Brecqhou was once thought to be part of Sark, but rising sea levels have long since severed the geographical ties between the two, with Brecqhou now lying a few hundred feet offshore. A private island, it opened its doors to the public in 2012 and visitors are now free to pay a visit.
Although the island is very small – only covering around 74 acres – the highlights include views of the grand castle known as Fort Brecqhou, as well as the beautiful seascapes out towards Herm, Guernsey and Jethou. Even without a direct visit, the views of Brecqhou from the Sark coastline can be worth it alone and one of the best spots for this is Pilcher Monument. Sitting atop the wonderful cliffs overlooking Havre Gosselin Bay and Brecqhou, this monument was erected in memory of an oil merchant killed in a boat wreck in 1868.
If you continue northwards from this point, the fresh sea air will gently blow you towards one of Sark’s very own natural wonders – the Gouliot Caves. This large cave system is the only one in the UK and Channel Island region to be protected by law, due to its distinct ecological significance. You’ll need to time a visit to the caves right, however, as they are only accessible at low tide.
A Wealth Of Wildflowers
With its warm maritime climate, the Channel Islands as a whole are ideal for wildflowers and Sark is no exception. During the spring months, thousands upon thousands of vibrant plants begin to bloom on the island’s headlands – a colourful example of nature at its very best.
In late March and April, the woodlands become carpeted in bluebells. These flowers are one of the most reliable indications that spring has arrived and they tend to favour shaded areas among ancient woodland. These habitats on western Sark are a prime location to see the species.
On the coastline, a range of wildflowers can be found, growing in colourful explosions of pinks, violets and yellows. In particular, look out for lilac sand crocuses and bright pink sea thrift – both common flowers which thrive on undisturbed headlands by the ocean.
Other species to be found include the forget-me-not, whose flowers are a contrasting mix of blue and yellow, and the mossy stonecrop, which is often described as resembling a small, furry caterpillar.

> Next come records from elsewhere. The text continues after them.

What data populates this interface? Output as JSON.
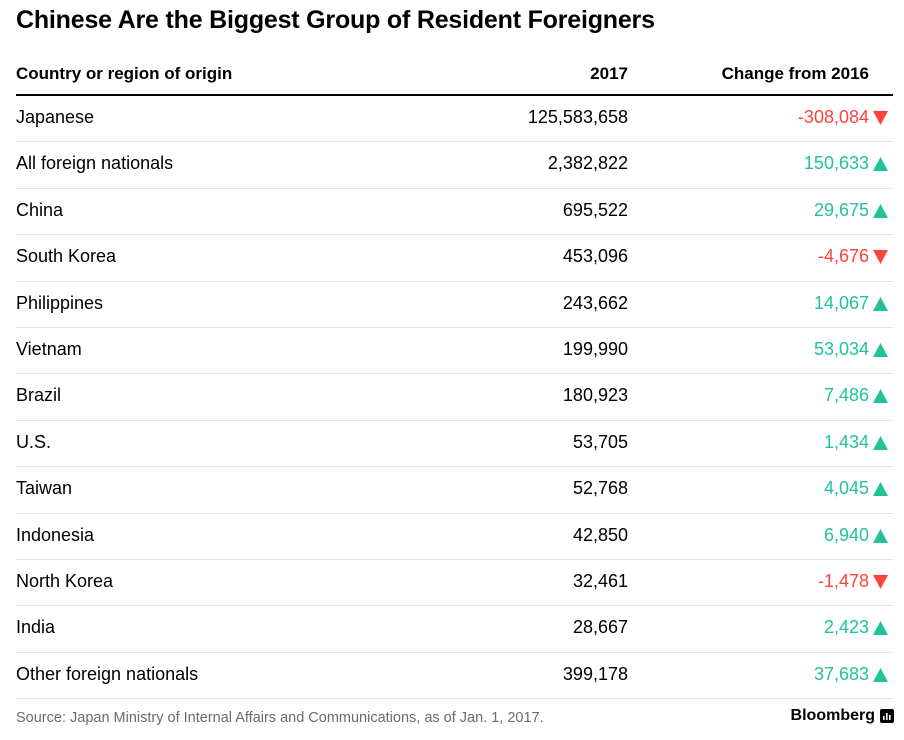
{
  "chart_data": {
    "type": "table",
    "title": "Chinese Are the Biggest Group of Resident Foreigners",
    "columns": [
      "Country or region of origin",
      "2017",
      "Change from 2016"
    ],
    "rows": [
      {
        "name": "Japanese",
        "value": "125,583,658",
        "change": "-308,084",
        "direction": "down"
      },
      {
        "name": "All foreign nationals",
        "value": "2,382,822",
        "change": "150,633",
        "direction": "up"
      },
      {
        "name": "China",
        "value": "695,522",
        "change": "29,675",
        "direction": "up"
      },
      {
        "name": "South Korea",
        "value": "453,096",
        "change": "-4,676",
        "direction": "down"
      },
      {
        "name": "Philippines",
        "value": "243,662",
        "change": "14,067",
        "direction": "up"
      },
      {
        "name": "Vietnam",
        "value": "199,990",
        "change": "53,034",
        "direction": "up"
      },
      {
        "name": "Brazil",
        "value": "180,923",
        "change": "7,486",
        "direction": "up"
      },
      {
        "name": "U.S.",
        "value": "53,705",
        "change": "1,434",
        "direction": "up"
      },
      {
        "name": "Taiwan",
        "value": "52,768",
        "change": "4,045",
        "direction": "up"
      },
      {
        "name": "Indonesia",
        "value": "42,850",
        "change": "6,940",
        "direction": "up"
      },
      {
        "name": "North Korea",
        "value": "32,461",
        "change": "-1,478",
        "direction": "down"
      },
      {
        "name": "India",
        "value": "28,667",
        "change": "2,423",
        "direction": "up"
      },
      {
        "name": "Other foreign nationals",
        "value": "399,178",
        "change": "37,683",
        "direction": "up"
      }
    ],
    "source": "Source: Japan Ministry of Internal Affairs and Communications, as of Jan. 1, 2017."
  },
  "brand": "Bloomberg",
  "colors": {
    "negative": "#ff433d",
    "positive": "#22c39a",
    "text": "#000000",
    "source": "#6b6b6b"
  }
}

Sark also has its very own variety of wild garlic, which is a popular snack among the island’s population of wild goats. For the best way to see Sark’s wildflowers, consider getting involved in the Wild Flower Fortnight. During this event, you can enjoy guided walks which aim to provide some expert knowledge on the island’s floral diversity.
Sark’s Mini Albatrosses
It’s always a good idea to keep an eye out for wildlife on the Sark coastline. While the spring blooms are a bonanza for bees and butterflies, one of the most endearing creatures to be seen on the island is the Fulmar.
Fulmars are similar in appearance to gulls, however they are far more closely related to storm petrels and shearwaters, sometimes being compared to mini albatrosses. They can be distinguished from gulls by their straighter wings and softer features – a characteristic which has led to them being described as one of the prettier members of the seabird family.
Looks can always be deceiving however, and the innocent appearance of the Fulmar not to be underestimated, as they will happily spit a foul-smelling mixture of oil towards anything they see as a threat. For many years, this oil was considered valuable due to its perceived medicinal qualities, and was harvested by many inhabitants around the British Isles.
The Fulmar breeding season starts in May, with the birds nesting in large colonies on the cliffs of islands such as Sark, where they can be seen all year round. The birds form monogamous pairs and are highly faithful to both each other and to their nest sites, often returning to the same breeding location year after year. Being true birds of the ocean, seafood is a favourite for the Fulmar and their diets consist of shrimp, squid and fish.
For a coastal experience through and through, the western headlands of Sark are not to be missed. And with the region being rich in both flora and fauna, it’s only made better by the spectacular scenery which surrounds it.